In his book Words of Wonder: Endangered Languages and What They Tell Us (2022), non-Indigenous linguist Nick Evans provides a linguistic explanation of language diversity in one small area in northern Australia:

 I recently drove down the dusty road from Wilyi on the coast near Croker Island, to the inland town of Jabiru, while working with speakers of Iwaidja, the language in which Tim Mamitba had told me the Warramurrungunji story. The 200-kilometer transect follows Warramurrungunji’s path, traveling inland and south- wards from beach through eucalyptus savannah, stretches of tropical wetlands and lily ponds, and occasional sandstone outcrops whose caves hold vast galleries of rock paintings. It is a timeless landscape rich in wild food – magpie geese, fish, bush fruits, and yams. Its Aboriginal inhabitants can live easily through the year, finding all they need on their own clan countries. The few river crossings do not present geographical barriers. But Warramurrungunji’s legacy of linguistic diversity is clearly here. In a few hours on the road we passed through the territories of nine clans and seven languages from four language families, at least as different from each other as Germanic, Slavic, Indo-Aryan and Romance.
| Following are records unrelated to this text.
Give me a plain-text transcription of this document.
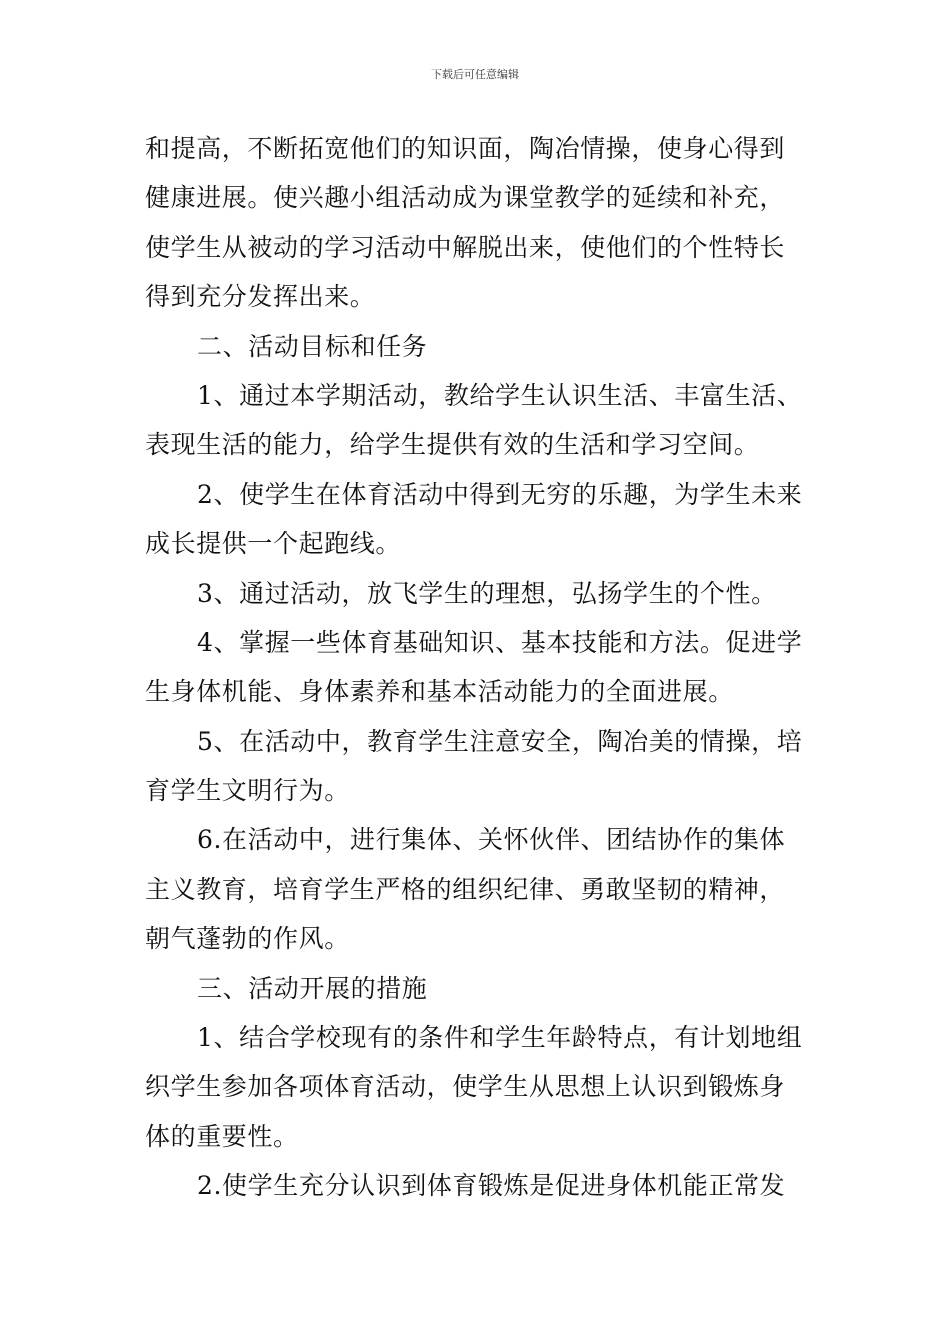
下载后可任意编辑
和提高，不断拓宽他们的知识面，陶冶情操，使身心得到
健康进展。使兴趣小组活动成为课堂教学的延续和补充，
使学生从被动的学习活动中解脱出来，使他们的个性特长
得到充分发挥出来。
二、活动目标和任务
1、通过本学期活动，教给学生认识生活、丰富生活、
表现生活的能力，给学生提供有效的生活和学习空间。
2、使学生在体育活动中得到无穷的乐趣，为学生未来
成长提供一个起跑线。
3、通过活动，放飞学生的理想，弘扬学生的个性。
4、掌握一些体育基础知识、基本技能和方法。促进学
生身体机能、身体素养和基本活动能力的全面进展。
5、在活动中，教育学生注意安全，陶冶美的情操，培
育学生文明行为。
6.在活动中，进行集体、关怀伙伴、团结协作的集体
主义教育，培育学生严格的组织纪律、勇敢坚韧的精神，
朝气蓬勃的作风。
三、活动开展的措施
1、结合学校现有的条件和学生年龄特点，有计划地组
织学生参加各项体育活动，使学生从思想上认识到锻炼身
体的重要性。
2.使学生充分认识到体育锻炼是促进身体机能正常发
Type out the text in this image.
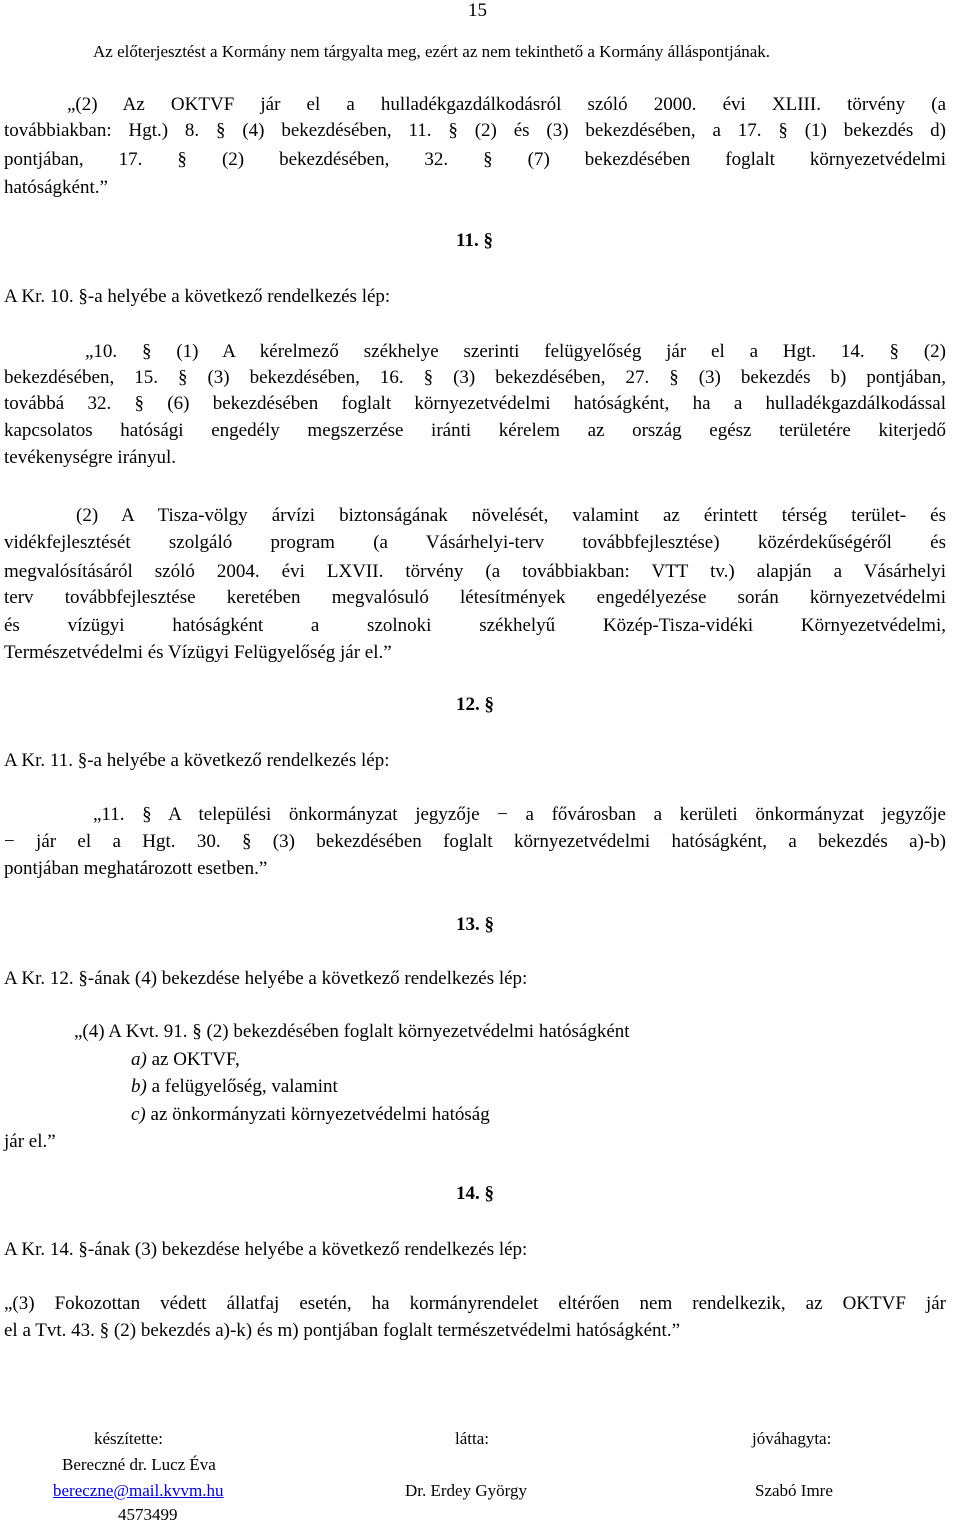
15
Az előterjesztést a Kormány nem tárgyalta meg, ezért az nem tekinthető a Kormány álláspontjának.
„(2) Az OKTVF jár el a hulladékgazdálkodásról szóló 2000. évi XLIII. törvény (a
továbbiakban: Hgt.) 8. § (4) bekezdésében, 11. § (2) és (3) bekezdésében, a 17. § (1) bekezdés d)
pontjában, 17. § (2) bekezdésében, 32. § (7) bekezdésében foglalt környezetvédelmi
hatóságként.”
11. §
A Kr. 10. §-a helyébe a következő rendelkezés lép:
„10. § (1) A kérelmező székhelye szerinti felügyelőség jár el a Hgt. 14. § (2)
bekezdésében, 15. § (3) bekezdésében, 16. § (3) bekezdésében, 27. § (3) bekezdés b) pontjában,
továbbá 32. § (6) bekezdésében foglalt környezetvédelmi hatóságként, ha a hulladékgazdálkodással
kapcsolatos hatósági engedély megszerzése iránti kérelem az ország egész területére kiterjedő
tevékenységre irányul.
(2) A Tisza-völgy árvízi biztonságának növelését, valamint az érintett térség terület- és
vidékfejlesztését szolgáló program (a Vásárhelyi-terv továbbfejlesztése) közérdekűségéről és
megvalósításáról szóló 2004. évi LXVII. törvény (a továbbiakban: VTT tv.) alapján a Vásárhelyi
terv továbbfejlesztése keretében megvalósuló létesítmények engedélyezése során környezetvédelmi
és vízügyi hatóságként a szolnoki székhelyű Közép-Tisza-vidéki Környezetvédelmi,
Természetvédelmi és Vízügyi Felügyelőség jár el.”
12. §
A Kr. 11. §-a helyébe a következő rendelkezés lép:
„11. § A települési önkormányzat jegyzője − a fővárosban a kerületi önkormányzat jegyzője
− jár el a Hgt. 30. § (3) bekezdésében foglalt környezetvédelmi hatóságként, a bekezdés a)-b)
pontjában meghatározott esetben.”
13. §
A Kr. 12. §-ának (4) bekezdése helyébe a következő rendelkezés lép:
„(4) A Kvt. 91. § (2) bekezdésében foglalt környezetvédelmi hatóságként
a) az OKTVF,
b) a felügyelőség, valamint
c) az önkormányzati környezetvédelmi hatóság
jár el.”
14. §
A Kr. 14. §-ának (3) bekezdése helyébe a következő rendelkezés lép:
„(3) Fokozottan védett állatfaj esetén, ha kormányrendelet eltérően nem rendelkezik, az OKTVF jár
el a Tvt. 43. § (2) bekezdés a)-k) és m) pontjában foglalt természetvédelmi hatóságként.”
készítette:
Bereczné dr. Lucz Éva
bereczne@mail.kvvm.hu
4573499
látta:
Dr. Erdey György
jóváhagyta:
Szabó Imre
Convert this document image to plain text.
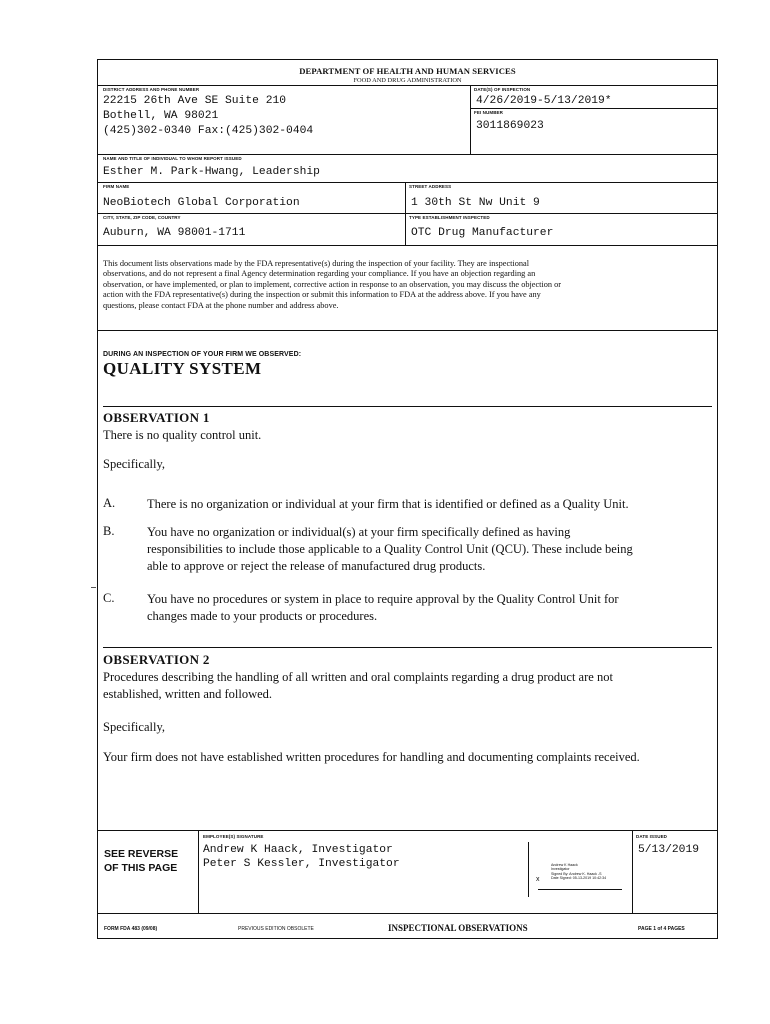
DEPARTMENT OF HEALTH AND HUMAN SERVICES
FOOD AND DRUG ADMINISTRATION
DISTRICT ADDRESS AND PHONE NUMBER
22215 26th Ave SE Suite 210
Bothell, WA 98021
(425)302-0340 Fax:(425)302-0404
DATE(S) OF INSPECTION
4/26/2019-5/13/2019*
FEI NUMBER
3011869023
NAME AND TITLE OF INDIVIDUAL TO WHOM REPORT ISSUED
Esther M. Park-Hwang, Leadership
FIRM NAME
NeoBiotech Global Corporation
STREET ADDRESS
1 30th St Nw Unit 9
CITY, STATE, ZIP CODE, COUNTRY
Auburn, WA 98001-1711
TYPE ESTABLISHMENT INSPECTED
OTC Drug Manufacturer
This document lists observations made by the FDA representative(s) during the inspection of your facility. They are inspectional
observations, and do not represent a final Agency determination regarding your compliance. If you have an objection regarding an
observation, or have implemented, or plan to implement, corrective action in response to an observation, you may discuss the objection or
action with the FDA representative(s) during the inspection or submit this information to FDA at the address above. If you have any
questions, please contact FDA at the phone number and address above.
DURING AN INSPECTION OF YOUR FIRM WE OBSERVED:
QUALITY SYSTEM
OBSERVATION 1
There is no quality control unit.
Specifically,
A.	There is no organization or individual at your firm that is identified or defined as a Quality Unit.
B.	You have no organization or individual(s) at your firm specifically defined as having
responsibilities to include those applicable to a Quality Control Unit (QCU). These include being
able to approve or reject the release of manufactured drug products.
C.	You have no procedures or system in place to require approval by the Quality Control Unit for
changes made to your products or procedures.
OBSERVATION 2
Procedures describing the handling of all written and oral complaints regarding a drug product are not
established, written and followed.
Specifically,
Your firm does not have established written procedures for handling and documenting complaints received.
SEE REVERSE
OF THIS PAGE
EMPLOYEE(S) SIGNATURE
Andrew K Haack, Investigator
Peter S Kessler, Investigator
x
Andrew K Haack
Investigator
Signed By: Andrew K. Haack -S
Date Signed: 05-13-2019 10:42:34
DATE ISSUED
5/13/2019
FORM FDA 483 (09/08)	PREVIOUS EDITION OBSOLETE	INSPECTIONAL OBSERVATIONS	PAGE 1 of 4 PAGES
To give a rough idea of how different the languages are at the two ends of this transect, consider the useful sentence “you eat fish”. Taking Iwaidja from one end, and Gun-djeihmi from the other, we compare kunyarrun yab and yihngun djenj – of which only the final -n in the two languages, which marks non-past tense in both, is historically relatable. Imagine I had driven from London to Moscow – 15 times as far. The Russian equivalent ty esh rybku, although incomprehensible to English ears, contains three cognate elements, at least if we cheat a bit by taking the earlier English version thou eatest fish: ty (with English thou), e (with English eat) and -sh (with the older English suffix -est in eatest). And if I satisfy myself with a shorter trip to Berlin – still more than five times the Wilyi–Jabiru trip – we get the almost comprehensible du ißt (isst) Fisch, in which every element is cognate.